Plötzlich wurde Harmon von gleißendem Licht umgeben. Augur erinnerte das an etwas, aber er hielt den Mund darüber, weil er zu überrascht war. Dieses Licht war kaum zum Aushalten. Augur und Liam mussten den Blick abwenden. Nach einer Weile war das Licht erloschen. Aber als sie wieder zu Harmon sahen, war ihre Überraschung noch größer, als sie sowieso schon war. Es war einfach unbeschreiblich.
„Ich glaube, da ist etwas schief gegangen,” meinte Augur, nachdem er sich wieder gefangen hatte.
„Ich muss zugeben, damit hatte ich nicht gerechnet,” erklärte Liam entrüstet.
Es war unglaublich!

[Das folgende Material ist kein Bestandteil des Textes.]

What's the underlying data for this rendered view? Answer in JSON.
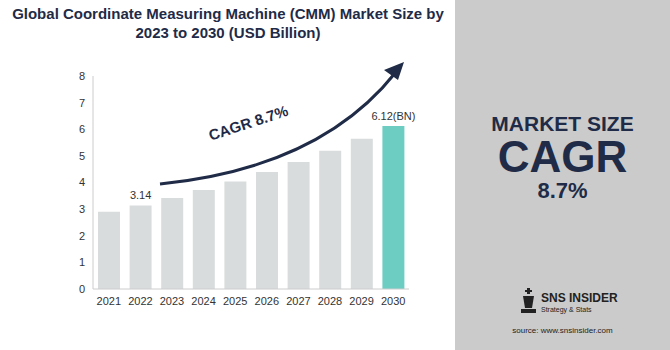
{
  "chart_data": {
    "type": "bar",
    "title": "Global Coordinate Measuring Machine (CMM) Market Size by 2023 to 2030 (USD Billion)",
    "categories": [
      "2021",
      "2022",
      "2023",
      "2024",
      "2025",
      "2026",
      "2027",
      "2028",
      "2029",
      "2030"
    ],
    "values": [
      2.9,
      3.14,
      3.42,
      3.72,
      4.04,
      4.39,
      4.77,
      5.19,
      5.64,
      6.12
    ],
    "value_labels": [
      null,
      "3.14",
      null,
      null,
      null,
      null,
      null,
      null,
      null,
      "6.12(BN)"
    ],
    "colors": [
      "#d9dcdd",
      "#d9dcdd",
      "#d9dcdd",
      "#d9dcdd",
      "#d9dcdd",
      "#d9dcdd",
      "#d9dcdd",
      "#d9dcdd",
      "#d9dcdd",
      "#6dcdc3"
    ],
    "ylim": [
      0,
      8
    ],
    "yticks": [
      0,
      1,
      2,
      3,
      4,
      5,
      6,
      7,
      8
    ],
    "grid": false,
    "annotations": [
      "CAGR 8.7%",
      "MARKET SIZE",
      "CAGR",
      "8.7%",
      "SNS INSIDER",
      "Strategy & Stats",
      "source: www.snsinsider.com"
    ]
  }
}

Liam hatte Harmon Energie geben wollen, aber dass sein Körper so darauf reagieren würde, hätte er nicht gedacht.
Verängstigt sah sich der Vierjährige um. Er sah ein bisschen komisch aus, da er auf dem Stuhl saß und die Sachen, die er trug viel zu groß waren. Daraufhin fing er an zu weinen. Das berührte Augur ebenso wie Liam, der wieder in die Hocke ging und versuchte beruhigend auf das Kind einzureden.
Die beiden hatten kaum Ahnung von Kleinkindern. Was sollten sie nur tun? Augur zog sich daraufhin schweigend zurück. Das war Liams Sache, nicht seine. Aber er war es Liam auch irgendwie schuldig, dass er ihm half. Also überlegte er, was er machen konnte.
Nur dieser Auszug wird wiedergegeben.